An increasing number of market watchers appear to think the escalating trade war between Washington and Beijing poses risks that could upend growth in the US economy.
While the Federal Reserve this year paused its three-year campaign hiking interest rates, officials have fallen short of signaling that lower borrowing costs are coming.
Yet with underlying signs of slowing, some have seen hopes grow for lower borrowing costs. The recent escalation in the US-China trade war has only bolstered expectations, particularly in financial markets.
“The econ data does not support a rate cut, but worsening market conditions could push that direction if they continue to deteriorate,” said Luke Tilley, the chief economist at Wilmington Trust who previously worked at the Philadelphia Fed.
More than three-quarters of investors forecast a rate cut by the end of the year, according to CME Group’s FedWatch tool. That number has increased steadily over the past month, especially after trade negotiations in Washington last week ended without progress.
President Donald Trump seized on his escalating trade war on Tuesday, arguing that the US would gain leverage if officials lowered interest rates. The president has stepped up pressure on the Fed, which is meant to operate independent from political interests, ahead of the 2020 elections.

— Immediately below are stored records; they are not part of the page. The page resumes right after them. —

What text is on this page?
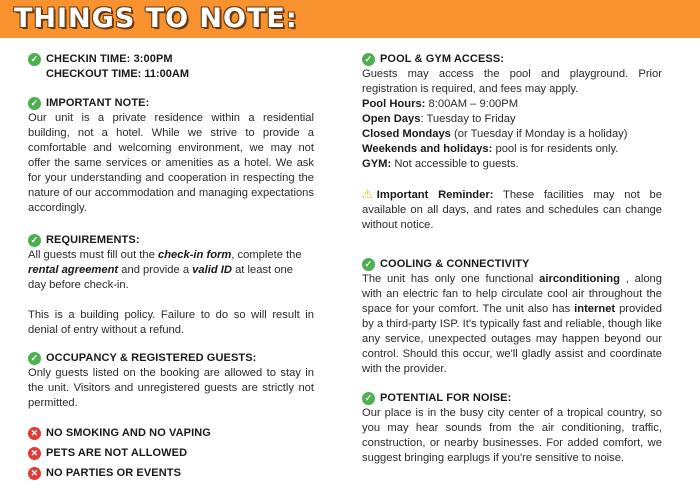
THINGS TO NOTE:
✓ CHECKIN TIME: 3:00PM
CHECKOUT TIME: 11:00AM
✓ IMPORTANT NOTE:

Our unit is a private residence within a residential building, not a hotel. While we strive to provide a comfortable and welcoming environment, we may not offer the same services or amenities as a hotel. We ask for your understanding and cooperation in respecting the nature of our accommodation and managing expectations accordingly.

✓ REQUIREMENTS:

All guests must fill out the check-in form, complete the rental agreement and provide a valid ID at least one day before check-in.

This is a building policy. Failure to do so will result in denial of entry without a refund.

✓ OCCUPANCY & REGISTERED GUESTS:

Only guests listed on the booking are allowed to stay in the unit. Visitors and unregistered guests are strictly not permitted.

✕ NO SMOKING AND NO VAPING
✕ PETS ARE NOT ALLOWED
✕ NO PARTIES OR EVENTS
✓ POOL & GYM ACCESS:

Guests may access the pool and playground. Prior registration is required, and fees may apply.

Pool Hours: 8:00AM – 9:00PM

Open Days: Tuesday to Friday

Closed Mondays (or Tuesday if Monday is a holiday)

Weekends and holidays: pool is for residents only.

GYM: Not accessible to guests.

⚠ Important Reminder: These facilities may not be available on all days, and rates and schedules can change without notice.

✓ COOLING & CONNECTIVITY

The unit has only one functional airconditioning , along with an electric fan to help circulate cool air throughout the space for your comfort. The unit also has internet provided by a third-party ISP. It's typically fast and reliable, though like any service, unexpected outages may happen beyond our control. Should this occur, we'll gladly assist and coordinate with the provider.

✓ POTENTIAL FOR NOISE:

Our place is in the busy city center of a tropical country, so you may hear sounds from the air conditioning, traffic, construction, or nearby businesses. For added comfort, we suggest bringing earplugs if you're sensitive to noise.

“China will be pumping money into their system and probably reducing interest rates, as always, in order to make up for the business they are, and will be, losing,” he wrote on Twitter. “If the Federal Reserve ever did a ‘match,’ it would be game over, we win! In any event, China wants a deal!”
Others are less convinced that lower borrowing costs are ahead. While Fed officials have expressed concerns about trade uncertainty and soft inflation, key parts of the economy have held up stronger than expected in recent months.
“The current level of inflation may perplex central bankers and financial market participants, but in the context of a growing economy and job gains, it doesn’t demand a Fed policy response in my view,” the Kansas City Fed’s president, Esther George, said Wednesday in Minnesota.
In a Wall Street Journal survey out last week, economists were split down the middle on whether the next rate adjustment would be a hike or a cut.
“The Fed is unlikely to do anything before it sees the hit showing up in the numbers,” said Kenneth Kuttner, a former Fed economist who is now a professor at Williams College. “And even if we do see some near-term turbulence, the FOMC will probably want to wait until it had evidence that a deal was unlikely in the foreseeable future, and the adverse effects would be persistent.”